Don’t worry about choosing between brown and white eggs—there are no nutritional differences between the two types.

Eggs are also one of the few foods that naturally contain Vitamin D, which has been proven to be essential for many of our body’s daily functioning.

Don’t forget the egg yolk. It’s one of the major sources of the egg’s vitamins and minerals.
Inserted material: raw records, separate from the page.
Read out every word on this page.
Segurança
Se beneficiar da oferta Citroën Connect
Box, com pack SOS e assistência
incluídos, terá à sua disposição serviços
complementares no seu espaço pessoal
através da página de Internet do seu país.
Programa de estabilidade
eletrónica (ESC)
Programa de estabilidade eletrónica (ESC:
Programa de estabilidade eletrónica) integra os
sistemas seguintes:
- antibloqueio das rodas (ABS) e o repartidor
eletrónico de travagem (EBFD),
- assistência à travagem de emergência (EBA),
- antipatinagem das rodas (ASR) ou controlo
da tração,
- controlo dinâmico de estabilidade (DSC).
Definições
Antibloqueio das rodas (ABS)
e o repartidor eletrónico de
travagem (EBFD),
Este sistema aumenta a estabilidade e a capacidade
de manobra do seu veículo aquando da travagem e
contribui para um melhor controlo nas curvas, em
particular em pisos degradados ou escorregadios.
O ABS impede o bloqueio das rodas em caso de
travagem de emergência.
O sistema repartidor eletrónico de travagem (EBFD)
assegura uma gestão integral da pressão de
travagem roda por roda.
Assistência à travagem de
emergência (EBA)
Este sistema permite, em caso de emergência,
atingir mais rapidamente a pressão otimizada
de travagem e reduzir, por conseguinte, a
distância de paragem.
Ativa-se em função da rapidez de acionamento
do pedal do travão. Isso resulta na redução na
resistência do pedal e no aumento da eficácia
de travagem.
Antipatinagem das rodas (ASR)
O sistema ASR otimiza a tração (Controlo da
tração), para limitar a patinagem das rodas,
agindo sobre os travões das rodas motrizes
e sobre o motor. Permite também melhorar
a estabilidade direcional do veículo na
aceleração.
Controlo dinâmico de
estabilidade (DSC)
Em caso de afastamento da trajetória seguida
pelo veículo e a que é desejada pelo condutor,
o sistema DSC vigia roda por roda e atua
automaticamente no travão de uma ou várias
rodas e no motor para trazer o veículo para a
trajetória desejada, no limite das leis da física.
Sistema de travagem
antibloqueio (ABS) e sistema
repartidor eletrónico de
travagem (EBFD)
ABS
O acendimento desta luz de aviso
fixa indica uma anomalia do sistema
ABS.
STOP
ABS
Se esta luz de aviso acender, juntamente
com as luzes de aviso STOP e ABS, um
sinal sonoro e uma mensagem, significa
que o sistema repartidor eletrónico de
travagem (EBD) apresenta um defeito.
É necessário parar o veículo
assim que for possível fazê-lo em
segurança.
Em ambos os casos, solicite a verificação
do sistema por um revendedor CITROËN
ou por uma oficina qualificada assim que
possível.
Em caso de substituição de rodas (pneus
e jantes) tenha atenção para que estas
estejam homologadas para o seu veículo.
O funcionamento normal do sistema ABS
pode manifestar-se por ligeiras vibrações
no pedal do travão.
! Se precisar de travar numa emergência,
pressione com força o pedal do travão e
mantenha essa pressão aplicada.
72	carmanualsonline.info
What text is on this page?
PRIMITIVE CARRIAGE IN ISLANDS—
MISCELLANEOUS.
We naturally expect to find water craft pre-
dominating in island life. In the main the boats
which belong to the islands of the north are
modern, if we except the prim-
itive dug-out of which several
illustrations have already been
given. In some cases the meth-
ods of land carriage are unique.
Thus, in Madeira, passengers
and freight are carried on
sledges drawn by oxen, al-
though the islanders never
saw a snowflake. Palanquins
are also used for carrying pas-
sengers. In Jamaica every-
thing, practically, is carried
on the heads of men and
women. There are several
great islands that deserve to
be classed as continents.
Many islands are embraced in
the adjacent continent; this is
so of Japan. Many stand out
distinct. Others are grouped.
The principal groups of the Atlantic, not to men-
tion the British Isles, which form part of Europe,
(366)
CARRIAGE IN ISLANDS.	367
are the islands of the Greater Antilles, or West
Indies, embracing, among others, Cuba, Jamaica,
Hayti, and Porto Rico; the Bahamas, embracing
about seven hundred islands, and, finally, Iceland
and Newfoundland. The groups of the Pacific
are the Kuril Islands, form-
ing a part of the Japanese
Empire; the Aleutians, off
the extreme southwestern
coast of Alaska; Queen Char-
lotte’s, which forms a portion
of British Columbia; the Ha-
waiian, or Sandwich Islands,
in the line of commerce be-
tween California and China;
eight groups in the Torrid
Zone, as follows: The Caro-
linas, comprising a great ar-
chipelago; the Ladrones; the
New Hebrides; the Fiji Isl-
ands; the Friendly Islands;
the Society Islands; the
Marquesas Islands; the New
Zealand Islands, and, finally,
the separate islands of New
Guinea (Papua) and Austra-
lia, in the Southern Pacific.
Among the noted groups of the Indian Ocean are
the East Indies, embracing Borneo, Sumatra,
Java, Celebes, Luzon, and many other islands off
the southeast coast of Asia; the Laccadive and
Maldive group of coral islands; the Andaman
Develop a taste for it if you haven’t already; your body will be glad you did.

With only two eggs you are getting the same nutritional value as a serving of meat.

Eggs are also part of the Heart and Stroke Foundation’s Health Check program, which was designed in order to help consumers make the right food choices.

Egg Recipes

If you’re stuck trying to think of ways to prepare your eggs you’ll find many recipes and ideas on the Internet ranging from Eggs Benedict to Green Eggs and Ham Sandwiches.

Eggs Florentine and a Frittata are excellent choices and you can find many recipes for them, too.

*Note: Maybe these recipes are best left for that cheat day because the sauces in these meals pack quite a high calorie punch.

Final Thoughts

Lastly, one needs to know how to recognize a good egg when they see it.

The very best eggs, those of the highest quality, have hard shells and a deep yellow-orangish yolk.

Bad eggs will almost always have flat, pale yellow yolks and very thin shells, along with a bland taste.

Most major cities have egg wholesalers that receive their product from local producers and as such cannot test every product.

That leaves it to you, the consumer, to make sure you’re purchasing a healthy egg. Always test the shell hardness in the store, and once at home, crack your eggs into separate bowls to inspect the color and shape of the yolk.

Happy cooking and eating, and remember that eggs are much more than they’re cracked up to be: they’re truly an essential part of your diet.